Não há uma formula mágica, apenas recuperar a mesma ideia que nos fez grande. Uma ideia que está tão actual que os presidentes que querem imitar Pinto da Costa em tudo decidiram colocá-la em prática e tiveram resultados positivos nessa abordagem. Menos vendas milionárias? Menos entrevistas ao El Pais? Sim, mas os seus clubes agradecem.
Não é assim tão dificil deixar de parte esse negócio cinzento por uns meses para ajudar o clube a voltar aos eixos, quero pensar. Mas é preciso ter essa ética portista que desapareceu.

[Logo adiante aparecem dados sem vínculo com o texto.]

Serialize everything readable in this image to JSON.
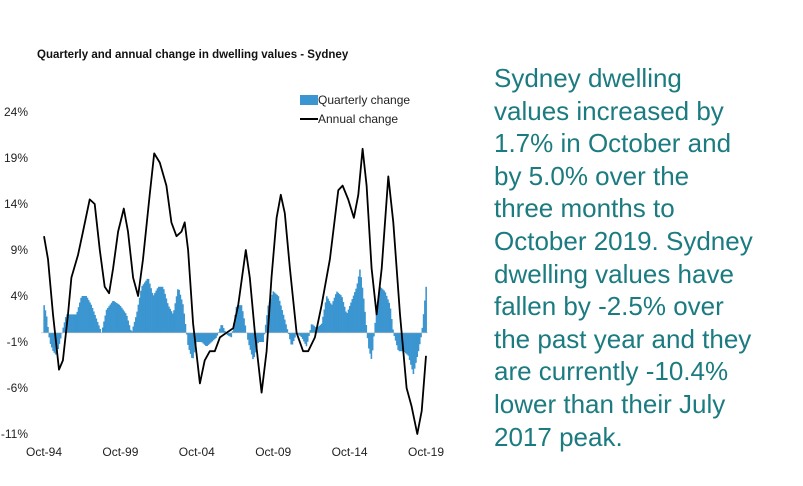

Ao FC Porto restam-lhe apenas dois caminhos. O que está a percorrer que significará pura e simplesmente a dilapidação de trinta anos de história, a venda de jogadores que são fundamentais desportivamente e emocionalmente para ir buscar mais futebolistas comissionados, beneficiando-se dos milhões que vão entrar agora via contratos TV para viver as últimas horas de uma festa que se prolonga á anos...ou voltar a ser, pura e simplesmente, FC Porto. E ser Porto é tudo menos um chavão, é tudo aquilo que os nossos rivais querem e estão a tentar ser - com êxito - e que nada nos impede que voltemos a ser sempre e quando haja a vontade para isso mesmo. Vontade de lutar pelo clube nas batalhas fora de campo (onde o desleixo foi, quiçá, maior) e recuperar dentro dele uma ideia de clube que não só funcionou durante trinta anos como continua a funcionar, mas a sul, com os inevitáveis ajustes aos dias de hoje. Não parece ser uma escolha difícil. Chega de saudade e chega de pensar apenas no passado e no que trouxe. Há muito para ganhar, haverá muito Porto pos-PdC, pos cada um de nós. O importante é não ter de voltar a começar do zero. O importante é deixar de ter saudades do que se ganhou e trabalhar para o que falta ganhar!